Segurança contra ponteiro nulo como varredura
O commit mais recente no runtime, há dois dias em 30 de abril, é 58c3a806: “fix(build): resolve all build errors, warnings, and null-pointer safety.” A frase “null-pointer safety” carrega bastante peso nesse título. A mudança por trás dela é uma varredura pela base de código em busca de todo lugar onde um ponteiro poderia ser nulo e estava sendo desreferenciado sem verificação.
O padrão que disparou a varredura foi um relatório de crash de uma das aplicações de exemplo. Um carregador de textura recebia um ponteiro nulo para o manifesto de ativos, o desreferenciava, e travava. A correção foi uma verificação no ponto de entrada. A auditoria foi a pergunta: quantos outros lugares na base de código têm o mesmo padrão.

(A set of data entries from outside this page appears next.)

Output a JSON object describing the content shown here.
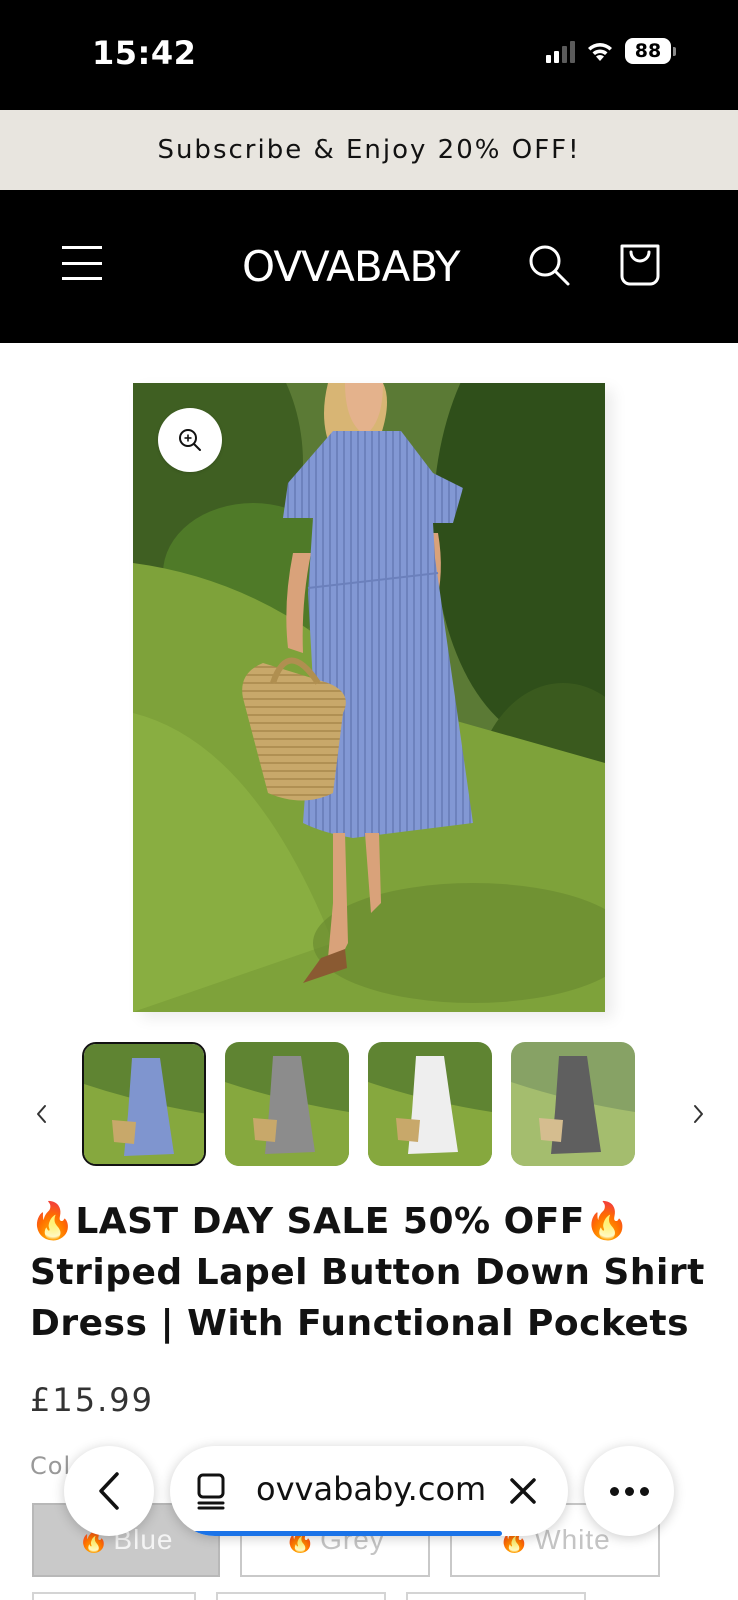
{
  "status_bar": {
    "time": "15:42",
    "battery": "88",
    "icons": [
      "signal-icon",
      "wifi-icon",
      "battery-icon"
    ]
  },
  "announcement": {
    "text": "Subscribe & Enjoy 20% OFF!"
  },
  "header": {
    "logo": "OVVABABY",
    "icons": [
      "menu-icon",
      "search-icon",
      "cart-icon"
    ]
  },
  "product": {
    "title_line1": "🔥LAST DAY SALE 50% OFF🔥",
    "title_line2": "Striped Lapel Button Down Shirt",
    "title_line3": "Dress | With Functional Pockets",
    "price": "£15.99",
    "color_label": "Col",
    "thumbnail_colors": [
      "#7f95cf",
      "#8c8c8c",
      "#eeeeee",
      "#2a2a2a"
    ],
    "variants": [
      {
        "name": "Blue",
        "selected": true
      },
      {
        "name": "Grey",
        "selected": false
      },
      {
        "name": "White",
        "selected": false
      }
    ]
  },
  "browser": {
    "url": "ovvababy.com",
    "load_progress": 0.8,
    "icons": [
      "chevron-left-icon",
      "tabs-icon",
      "close-icon",
      "more-icon"
    ]
  },
  "colors": {
    "header_bg": "#000000",
    "announcement_bg": "#e8e5df",
    "dress_blue": "#7f95cf",
    "accent_link": "#1a73e8"
  }
}
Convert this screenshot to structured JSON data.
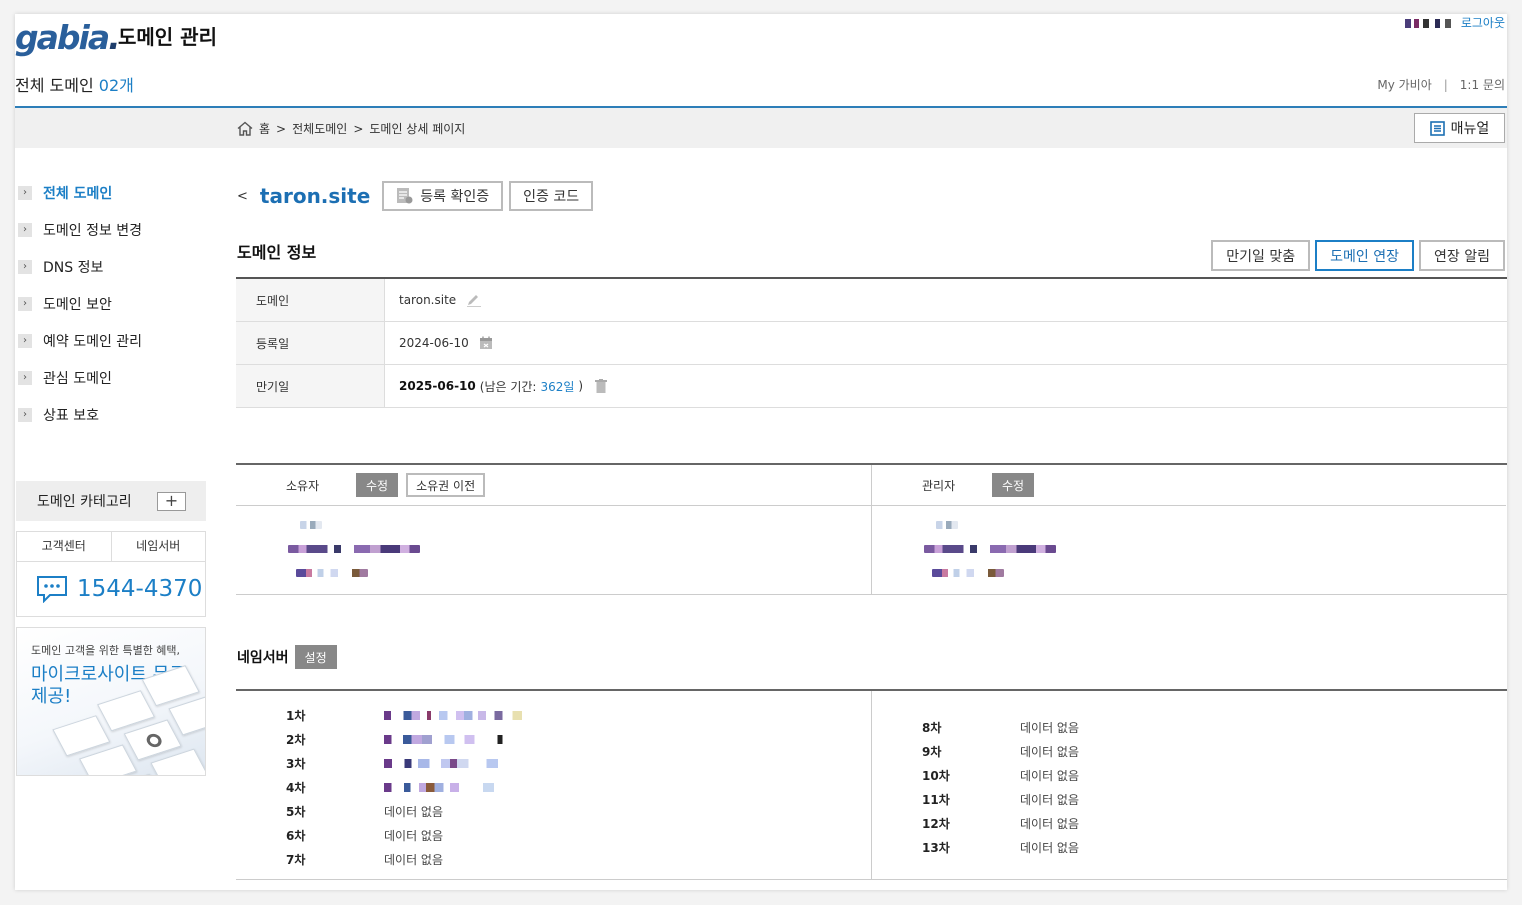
{
  "header": {
    "logo_text": "gabia",
    "logo_dot": ".",
    "title": "도메인 관리",
    "total_label": "전체 도메인",
    "total_count": "02개",
    "logout": "로그아웃",
    "my_gabia": "My 가비아",
    "separator": "|",
    "inquiry": "1:1 문의"
  },
  "breadcrumb": {
    "home": "홈",
    "sep": ">",
    "level1": "전체도메인",
    "level2": "도메인 상세 페이지"
  },
  "manual_button": "매뉴얼",
  "sidebar": {
    "items": [
      {
        "label": "전체 도메인",
        "active": true
      },
      {
        "label": "도메인 정보 변경"
      },
      {
        "label": "DNS 정보"
      },
      {
        "label": "도메인 보안"
      },
      {
        "label": "예약 도메인 관리"
      },
      {
        "label": "관심 도메인"
      },
      {
        "label": "상표 보호"
      }
    ],
    "category_label": "도메인 카테고리",
    "category_add": "+",
    "support_tabs": [
      "고객센터",
      "네임서버"
    ],
    "phone": "1544-4370",
    "promo_line1": "도메인 고객을 위한 특별한 혜택,",
    "promo_line2": "마이크로사이트 무료 제공!"
  },
  "domain": {
    "back": "<",
    "name": "taron.site",
    "btn_certificate": "등록 확인증",
    "btn_auth_code": "인증 코드"
  },
  "info": {
    "title": "도메인 정보",
    "actions": [
      "만기일 맞춤",
      "도메인 연장",
      "연장 알림"
    ],
    "rows": {
      "domain_label": "도메인",
      "domain_value": "taron.site",
      "reg_label": "등록일",
      "reg_value": "2024-06-10",
      "exp_label": "만기일",
      "exp_value": "2025-06-10",
      "remain_prefix": "(남은 기간:",
      "remain_value": "362일",
      "remain_suffix": ")"
    }
  },
  "owner": {
    "label": "소유자",
    "edit": "수정",
    "transfer": "소유권 이전"
  },
  "admin": {
    "label": "관리자",
    "edit": "수정"
  },
  "nameserver": {
    "title": "네임서버",
    "setting": "설정",
    "left": [
      {
        "n": "1차",
        "value": ""
      },
      {
        "n": "2차",
        "value": ""
      },
      {
        "n": "3차",
        "value": ""
      },
      {
        "n": "4차",
        "value": ""
      },
      {
        "n": "5차",
        "value": "데이터 없음"
      },
      {
        "n": "6차",
        "value": "데이터 없음"
      },
      {
        "n": "7차",
        "value": "데이터 없음"
      }
    ],
    "right": [
      {
        "n": "8차",
        "value": "데이터 없음"
      },
      {
        "n": "9차",
        "value": "데이터 없음"
      },
      {
        "n": "10차",
        "value": "데이터 없음"
      },
      {
        "n": "11차",
        "value": "데이터 없음"
      },
      {
        "n": "12차",
        "value": "데이터 없음"
      },
      {
        "n": "13차",
        "value": "데이터 없음"
      }
    ]
  },
  "colors": {
    "accent": "#1c7fc6",
    "header_rule": "#2d7eb8",
    "tag_grey": "#888888"
  }
}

A resposta foi várias dezenas. Nem todos eram exploráveis. Muitos eram caminhos de código que nunca tinham sido acionados porque o código chamador, por acaso, nunca passava um nulo. Isso não é uma defesa. A defesa é a verificação na fronteira.
A varredura adicionou as verificações. Não mudou o comportamento no caminho feliz. Adicionou um valor de retorno (RAKU_ERR_INVALID_PARAM) e uma linha de log para o caminho de falha. O runtime agora é mais barulhento nos casos que antes eram crashes silenciosos. Barulhento é melhor que silencioso. Crashes silenciosos em um runtime de AR são o pior tipo de bug.
Por que esse tipo de semana é o tipo certo de se ter
A tentação, quando você está tocando um projeto de engine em cadência de fim de semana com uma frota de agentes, é continuar entregando novas funcionalidades. Toda manhã de sábado a fila se reabastece. Todo sábado à noite o diff é maior do que era na semana anterior. A cadência recompensa o movimento para frente.
A cadência também tolera dívida técnica. Todo PR que foi mesclado ao longo dos últimos oito meses fez uma pequena suposição sobre o ambiente de build, a superfície da API, a janela de entrada do LLM, ou o contrato de segurança contra nulo. Nenhuma dessas suposições estava errada por si só. Juntas, eram uma lista de pontos fracos que, eventualmente, racharia.
Uma semana parando o movimento para frente para corrigir os pontos fracos não é tempo perdido. É a semana depois da qual os próximos oito meses de movimento para frente podem acontecer sem discutir com o build, com a API, com a entrada do LLM, ou com o ponteiro nulo. A discussão é o que desperdiça o tempo. A discussão é o que a limpeza encerrou.
O que vem a seguir
Os agentes estão de volta à fila neste fim de semana. A próxima rodada de issues é a que estou registrando nesta manhã de sábado. Não são mais issues de limpeza. São issues de funcionalidade. O build não vai discutir com elas.
Isso é o que um build limpo compra para você. Não uma captura de tela. Permissão para entregar.